Writing to his mother — he tried to write home twice a month — he described the farmers and engineers he met, the German Jews who’d sought refuge in the Soviet Union as the Nazis rose to power, the ardently socialist Englishmen and discontented Americans. He met men who’d soldiered in several wars, including one who’d fought against Germans at the beginning of the Great War and then later, in the province of Archangel, with the Reds against Americans. He showed me the white cotton overcoat he’d worn, Sam wrote, which had made him invisible in the snow. He claimed that once, as he’d been scrounging for food in the streets, he’d seen an American soldier leap from the top of a gigantic wooden toboggan run and onto the ice below. Really, I am living in the most remarkable place.

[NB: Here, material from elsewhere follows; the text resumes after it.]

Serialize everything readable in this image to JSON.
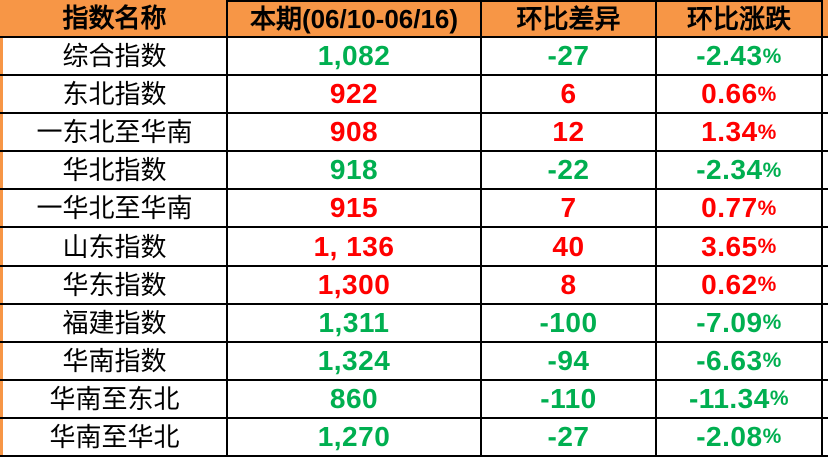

That winter, as the snow fell and fell — he was never warm, no one had enough fuel — Sam thought often of that soldier suspended in the air. Leaping from, or leaping toward? For all the hardships of daily life here, he still felt freer than he had since his time in Axel’s lab, and he moved through Moscow with a sense he hadn’t had in years of everything being interesting. At the Medico-Genetics Institute he saw hundreds of pairs of identical twins — how eerie this was, each face doubled! — being studied like laboratory mice. He visited collective farms, and he met a geneticist named Elizaveta who’d discovered a remarkable mutant fly a few years before Sam arrived. Walking toward her bench was like walking into Axel’s lab for the first time, the air dense with the smells of ether and bananas and flies fried on lightbulbs, the atmosphere of delight. Elizaveta, who had long, narrow, blue-green eyes below the palest brows, said she knew that genes controlled development: but were they active all the time, or did each act only at a particular period of development, and lie dormant otherwise?

At meetings — so many meetings! — he listened to talks about the practical applications of genetics to agriculture and the Marxist implications of the theory of the gene. Once, in a dark room after a day of lectures, he watched a film called Salamandra , about an idealistic scientist who’d demonstrated Lamarckian inheritance in salamanders but was then betrayed by a sinister German who tampered with his specimens to make it look as though his results had been faked. Denounced, deprived of his job, he lived in exile until rescued by a farsighted Soviet commissar who proved his work had been right all along. Partway through, Sam grasped that this was a transposition of the life and fate of Kammerer, who’d killed himself after a researcher proved that some of his results had been faked. By then, his own big mistake seemed very far away.